Ketua komisi IV DPRD Kalsel, Muhammad Lutfi Saifuddin, S. Sos komisi nya saat ini fokus memperjuangkan aspirasi dari masyarakat yang masuk melalui kegiatan Reses dan Sosialisasi Perda.
” Kami mengharapkan aspirasi masyarakat ini, dijadikan sebagai prioritas utama, untuk kita menentukan arah pembangunan kita di 2020. Diantaranya harapan kepada pemerintah untuk memberikan sentuhan lebih kepada mahasiswa dan pondok pesantren serta sekolah keagamaan lain serta bantuan dan perlindungan terhadap lansia,”ujar Politisi Gerindra ini.
Bappeda Kalsel menyambut positif dan Menanggapi baik permasalahan ini.

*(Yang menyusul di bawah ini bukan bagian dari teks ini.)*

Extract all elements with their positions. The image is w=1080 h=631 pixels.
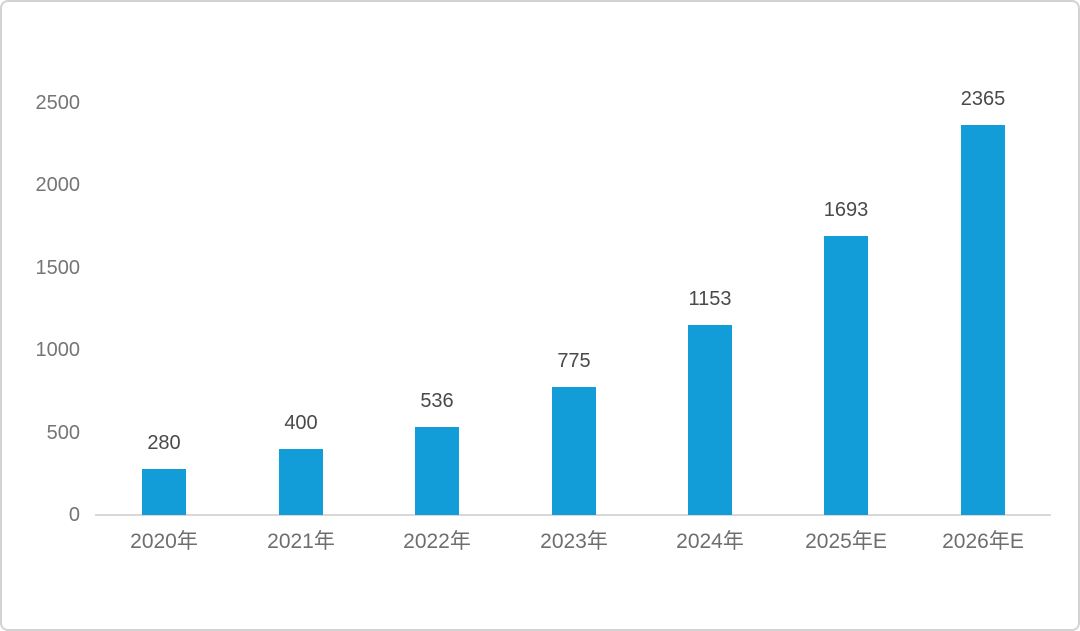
y-tick-label: 2500 (35, 92, 81, 114)
x-tick-label: 2026年E (942, 530, 1024, 553)
bar-value-label: 1153 (688, 288, 732, 310)
bar (961, 125, 1005, 515)
y-tick-label: 0 (68, 504, 80, 526)
x-tick-label: 2022年 (403, 530, 471, 553)
x-tick-label: 2021年 (267, 530, 335, 553)
x-tick-label: 2023年 (540, 530, 608, 553)
y-tick-label: 1500 (35, 256, 81, 279)
y-tick-label: 1000 (35, 339, 81, 362)
bar (279, 449, 323, 515)
x-tick-label: 2024年 (676, 530, 744, 553)
bar (688, 325, 732, 515)
bar-value-label: 400 (284, 412, 318, 434)
bar-value-label: 775 (557, 350, 591, 372)
y-tick-label: 500 (46, 421, 80, 444)
bar (415, 427, 459, 515)
bar-value-label: 280 (147, 432, 181, 454)
x-tick-label: 2020年 (130, 530, 198, 553)
bar-value-label: 1693 (823, 199, 869, 221)
bar (824, 236, 868, 515)
y-tick-label: 2000 (35, 174, 81, 197)
x-tick-label: 2025年E (805, 530, 887, 553)
bar (142, 469, 186, 515)
bar-value-label: 2365 (960, 88, 1006, 110)
bar (552, 387, 596, 515)
bar-value-label: 536 (420, 390, 454, 412)
x-axis-line (95, 514, 1051, 516)
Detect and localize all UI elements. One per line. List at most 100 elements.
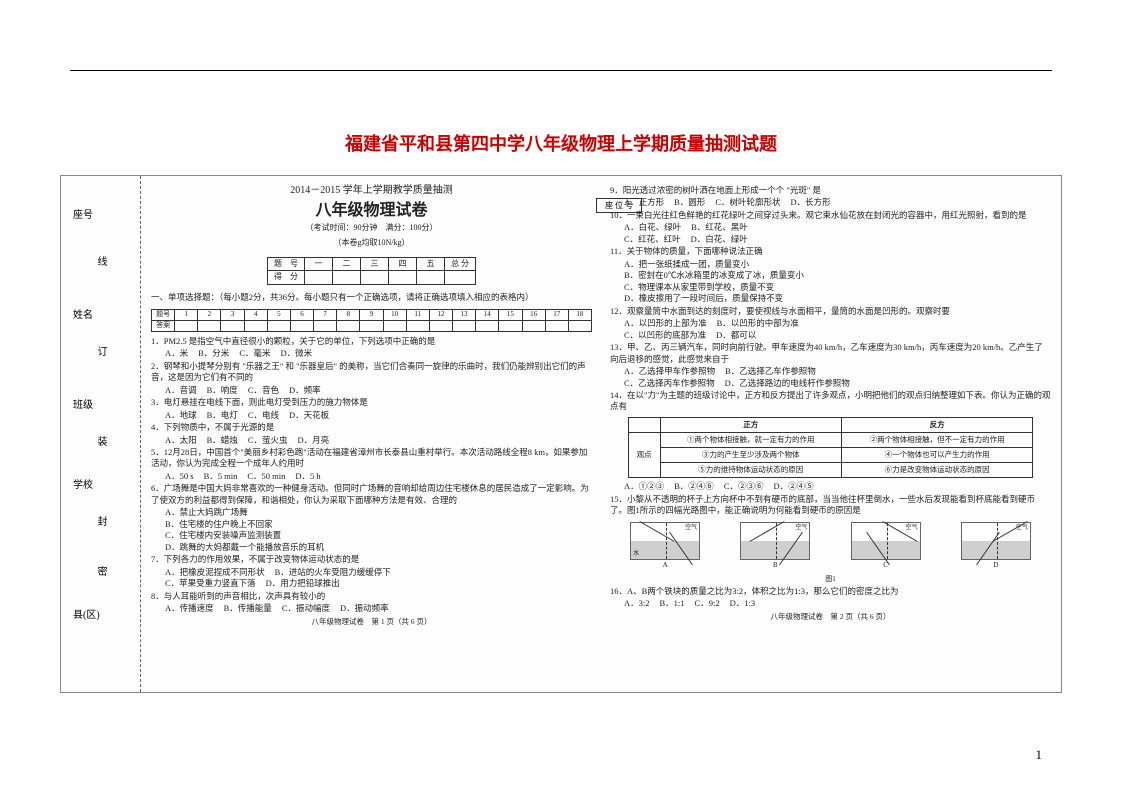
opt: B．②④⑥ [674, 481, 714, 492]
opt: C．50 min [247, 471, 285, 482]
opt: D．②④⑤ [773, 481, 813, 492]
cell: 18 [568, 309, 591, 320]
options: A．50 sB．5 minC．50 minD．5 h [151, 471, 592, 482]
options: A．正方形B．圆形C．树叶轮廓形状D．长方形 [610, 197, 1051, 208]
binding-label: 姓名 [73, 306, 93, 321]
cell [198, 320, 221, 331]
opt: B．圆形 [674, 197, 705, 208]
cell: 一 [305, 257, 333, 271]
opt: C．电线 [248, 410, 279, 421]
opt: A．太阳 [165, 435, 197, 446]
cell: ⑥力是改变物体运动状态的原因 [841, 463, 1032, 478]
opt: D．都可以 [716, 330, 756, 341]
right-column: 9．阳光透过浓密的树叶洒在地面上形成一个个 "光斑" 是 A．正方形B．圆形C．… [610, 184, 1051, 684]
cell: ③力的产生至少涉及两个物体 [660, 448, 841, 463]
binding-label: 座号 [73, 206, 93, 221]
options: A．以凹形的上部为准 B．以凹形的中部为准 C．以凹形的底部为准 D．都可以 [610, 318, 1051, 341]
label-water: 水 [633, 550, 639, 558]
cell: 二 [333, 257, 361, 271]
binding-label: 学校 [73, 476, 93, 491]
cell: 答案 [152, 320, 175, 331]
opt: A．50 s [165, 471, 194, 482]
opt: C．振动幅度 [282, 603, 330, 614]
binding-mark: 封 [93, 516, 108, 534]
cell: 10 [383, 309, 406, 320]
exam-info: （考试时间：90分钟 满分：100分） [151, 223, 592, 234]
opt: B．电灯 [207, 410, 238, 421]
cell [244, 320, 267, 331]
opt: A．3:2 [624, 598, 650, 609]
question: 12．观察量筒中水面到达的刻度时，要使视线与水面相平，量筒的水面是凹形的。观察时… [610, 306, 1051, 317]
opt: B．响度 [207, 385, 238, 396]
cell [445, 271, 476, 285]
options: A．米B．分米C．毫米D．微米 [151, 348, 592, 359]
opt: D．振动频率 [340, 603, 389, 614]
diagram-box: 空气 水 [630, 522, 700, 560]
seat-box: 座 位 号 [596, 198, 642, 213]
argument-table: 正方反方 观点①两个物体相接触，就一定有力的作用②两个物体相接触，但不一定有力的… [628, 417, 1034, 479]
label-air: 空气 [906, 524, 918, 532]
cell: 14 [476, 309, 499, 320]
cell [290, 320, 313, 331]
diag-label: D [961, 561, 1031, 570]
cell [175, 320, 198, 331]
cell [221, 320, 244, 331]
opt: D．长方形 [790, 197, 830, 208]
binding-mark: 密 [93, 566, 108, 584]
question: 1．PM2.5 是指空气中直径很小的颗粒，关于它的单位，下列选项中正确的是 [151, 336, 592, 347]
options: A．传播速度B．传播能量C．振动幅度D．振动频率 [151, 603, 592, 614]
opt: C．以凹形的底部为准 [624, 330, 706, 341]
opt: B．密封在0℃水冰箱里的冰变成了冰，质量变小 [624, 270, 804, 281]
binding-mark: 订 [93, 346, 108, 364]
opt: B．以凹形的中部为准 [717, 318, 799, 329]
binding-label: 县(区) [73, 606, 100, 621]
options: A．音调B．响度C．音色D．频率 [151, 385, 592, 396]
diagram-box: 空气 [740, 522, 810, 560]
opt: C．音色 [248, 385, 279, 396]
exam-header: 2014－2015 学年上学期教学质量抽测 八年级物理试卷 （考试时间：90分钟… [151, 184, 592, 253]
cell: 三 [361, 257, 389, 271]
opt: D．天花板 [289, 410, 329, 421]
content-columns: 2014－2015 学年上学期教学质量抽测 八年级物理试卷 （考试时间：90分钟… [141, 176, 1061, 692]
cell: ④一个物体也可以产生力的作用 [841, 448, 1032, 463]
cell: 题 号 [268, 257, 305, 271]
opt: A．禁止大妈跳广场舞 [165, 507, 248, 518]
refraction-diagrams: 空气 水 A 空气 B [610, 522, 1051, 570]
ray-icon [750, 521, 785, 542]
cell [476, 320, 499, 331]
cell: 反方 [841, 417, 1032, 432]
opt: A．把橡皮泥捏成不同形状 [165, 567, 265, 578]
page-footer: 八年级物理试卷 第 1 页（共 6 页） [151, 617, 592, 627]
cell [545, 320, 568, 331]
options: A．地球B．电灯C．电线D．天花板 [151, 410, 592, 421]
cell [406, 320, 429, 331]
opt: C．②③⑥ [724, 481, 764, 492]
answer-table: 题号 123456789101112131415161718 答案 [151, 309, 592, 332]
cell: ①两个物体相接触，就一定有力的作用 [660, 433, 841, 448]
cell: 8 [337, 309, 360, 320]
binding-mark: 装 [93, 436, 108, 454]
opt: C．树叶轮廓形状 [715, 197, 780, 208]
cell [499, 320, 522, 331]
cell: 得 分 [268, 271, 305, 285]
options: A．乙选择甲车作参照物B．乙选择乙车作参照物C．乙选择丙车作参照物D．乙选择路边… [610, 366, 1051, 389]
cell [314, 320, 337, 331]
cell: 题号 [152, 309, 175, 320]
cell: 4 [244, 309, 267, 320]
diagram-d: 空气 D [961, 522, 1031, 570]
diagram-c: 空气 C [851, 522, 921, 570]
opt: D．用力把铅球推出 [266, 578, 340, 589]
question: 15．小黎从不透明的杯子上方向杯中不到有硬币的底部，当当他往杯里倒水，一些水后发… [610, 494, 1051, 517]
diagram-box: 空气 [961, 522, 1031, 560]
options: A．①②③B．②④⑥C．②③⑥D．②④⑤ [610, 481, 1051, 492]
opt: D．月亮 [297, 435, 329, 446]
cell: 11 [406, 309, 429, 320]
cell [337, 320, 360, 331]
opt: A．以凹形的上部为准 [624, 318, 707, 329]
main-title: 福建省平和县第四中学八年级物理上学期质量抽测试题 [0, 130, 1122, 156]
options: A．太阳B．蜡烛C．萤火虫D．月亮 [151, 435, 592, 446]
opt: A．传播速度 [165, 603, 214, 614]
exam-paper: 座号 线 姓名 订 班级 装 学校 封 密 县(区) 2014－2015 学年上… [60, 175, 1062, 693]
diagram-a: 空气 水 A [630, 522, 700, 570]
binding-margin: 座号 线 姓名 订 班级 装 学校 封 密 县(区) [61, 176, 141, 692]
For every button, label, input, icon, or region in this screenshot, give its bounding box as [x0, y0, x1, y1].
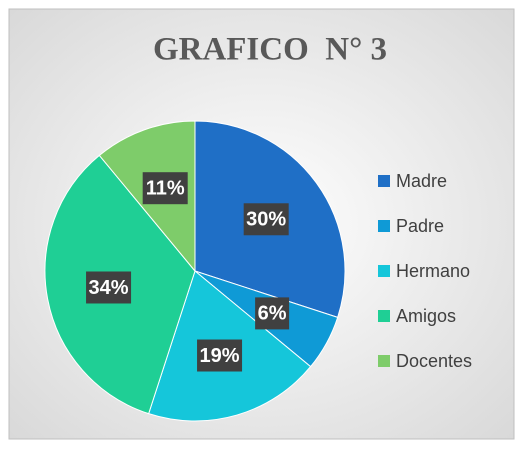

Hal tersebut seperti yang disampaikan Kasubbid pendidikan dan kebudayaan BAPPEDA Kalsel, Bambang SE, MA.
” Pokok Pikiran (POKIR) dari komisi IV yang telah diserap dari masyarakat ini, nantinya akan kita definisikan terlebih dahulu ke dalam peraturan menteri dalam negeri nomor 90 tahun 2017 untuk diteliti, supaya nantinya pada saat terealisasi tidak menyalahi aturan yang berlaku, tutupnya.